Ts ts ts. Wir sind hier im multikulturellen England, Merrily. Die Annahme, dass die einzige anerkannte Art von Ritualopfern in diesem Land von weißen Männern mit weißen Gewändern und Sicheln ausgeführt werden darf, ist ja geradezu …»
    «Oh, ich verstehe. Weil dieser Mann
schwarz
ist …»
    «Ein schwarzer Mann, der mit aufgeschlitzter Kehle auf einem berühmten prähistorischen englischen Denkmal gefunden wird … das ist mal so richtig interkulturell, oder? Ich glaube nicht, dass so etwas dabei eine Rolle spielt, aber wir müssen es erst ausschließen. Erzählen Sie mir etwas über die Sonnenwende.»
    «Die meisten traditionellen Formen des Heidentums beziehen sich auf die Sonnenwende. Bis zu der es heute übrigens noch ein paar Stunden dauert. Aber das ist alles Blödsinn … die modernen Heiden heutzutage machen so etwas nicht.»
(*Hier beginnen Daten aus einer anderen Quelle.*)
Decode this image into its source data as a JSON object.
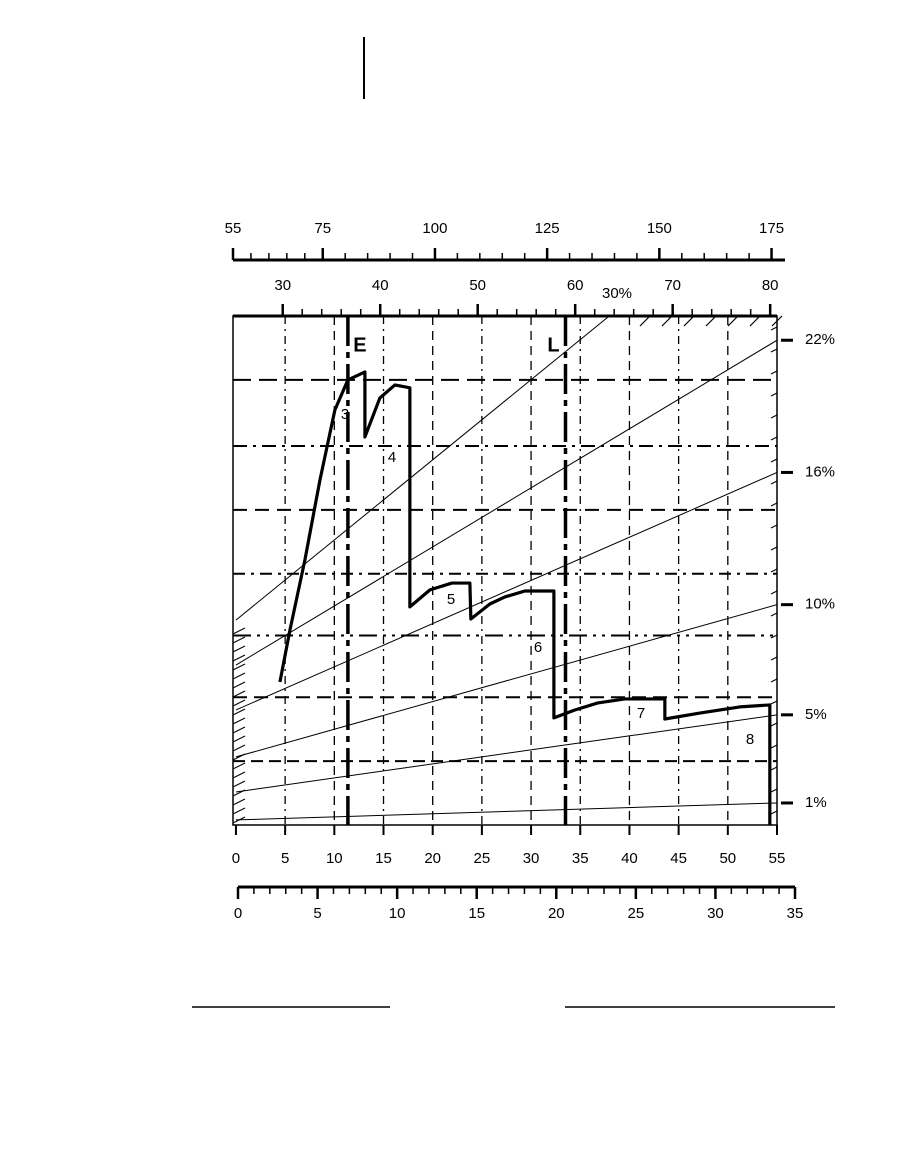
{
  "chart_data": {
    "type": "line",
    "xlim": [
      -0.3,
      55
    ],
    "xticks": [
      0,
      5,
      10,
      15,
      20,
      25,
      30,
      35,
      40,
      45,
      50,
      55
    ],
    "ylim": [
      0,
      23.1
    ],
    "yticks": [
      {
        "value": 1,
        "label": "1%"
      },
      {
        "value": 5,
        "label": "5%"
      },
      {
        "value": 10,
        "label": "10%"
      },
      {
        "value": 16,
        "label": "16%"
      },
      {
        "value": 22,
        "label": "22%"
      }
    ],
    "top_axes": [
      {
        "xlim": [
          55,
          178
        ],
        "xticks": [
          55,
          75,
          100,
          125,
          150,
          175
        ]
      },
      {
        "xlim": [
          24.9,
          80.7
        ],
        "xticks": [
          30,
          40,
          50,
          60,
          70,
          80
        ]
      }
    ],
    "bottom_axis2": {
      "xlim": [
        0,
        35
      ],
      "xticks": [
        0,
        5,
        10,
        15,
        20,
        25,
        30,
        35
      ]
    },
    "reference_y": [
      20.2,
      17.2,
      14.3,
      11.4,
      8.6,
      5.8,
      2.9
    ],
    "gradient_lines": [
      {
        "x": [
          0,
          55
        ],
        "values": [
          9.3,
          29.3
        ]
      },
      {
        "x": [
          0,
          55
        ],
        "values": [
          7.26,
          22
        ]
      },
      {
        "x": [
          0,
          55
        ],
        "values": [
          5.22,
          16
        ]
      },
      {
        "x": [
          0,
          55
        ],
        "values": [
          3.09,
          10
        ]
      },
      {
        "x": [
          0,
          55
        ],
        "values": [
          1.5,
          5
        ]
      },
      {
        "x": [
          0,
          55
        ],
        "values": [
          0.23,
          1
        ]
      }
    ],
    "gradient_label": "30%",
    "markers": [
      {
        "label": "E",
        "x": 11.38
      },
      {
        "label": "L",
        "x": 33.5
      }
    ],
    "series": [
      {
        "color": "#000000",
        "x": [
          4.47,
          5.49,
          7.01,
          8.54,
          10.06,
          11.38,
          13.11,
          13.11,
          14.63,
          16.16,
          17.68,
          17.68,
          19.72,
          21.95,
          23.78,
          23.88,
          25.81,
          27.34,
          29.37,
          32.32,
          32.32,
          34.45,
          36.79,
          39.53,
          43.6,
          43.6,
          47.15,
          51.22,
          54.27,
          54.27
        ],
        "values": [
          6.49,
          8.85,
          12.03,
          15.66,
          18.84,
          20.2,
          20.56,
          17.61,
          19.38,
          19.97,
          19.84,
          9.9,
          10.67,
          10.98,
          10.98,
          9.35,
          10.03,
          10.35,
          10.62,
          10.62,
          4.86,
          5.22,
          5.54,
          5.72,
          5.72,
          4.81,
          5.08,
          5.36,
          5.45,
          0
        ]
      }
    ],
    "annotations": [
      "3",
      "4",
      "5",
      "6",
      "7",
      "8"
    ]
  }
}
    «Das soll man nie sagen, junge Frau. Es gibt immer einen Idioten, der zu allem bereit ist.»
    «Außerdem … ich meine, wie lange ist er schon tot?»
    «Höchstens ein paar Stunden. Ein paar Jugendliche haben ihn gefunden.»
    «Also ist er vermutlich vor dem Dunkelwerden ermordet worden. Als noch Spaziergänger unterwegs waren. Wer würde denn so was machen, wenn ständig jemand vorbeikommen kann?»
    Ein weiterer Scheinwerfer wurde eingeschaltet, und Merrily schaute automatisch hin. Der grauenvolle Anblick wurde grell aus dem Dunkel herausgehoben: Die obszöne Spalte in der Kehle des Opfers, die an einen aufgerissenen Mund erinnerte. Merrily schauderte.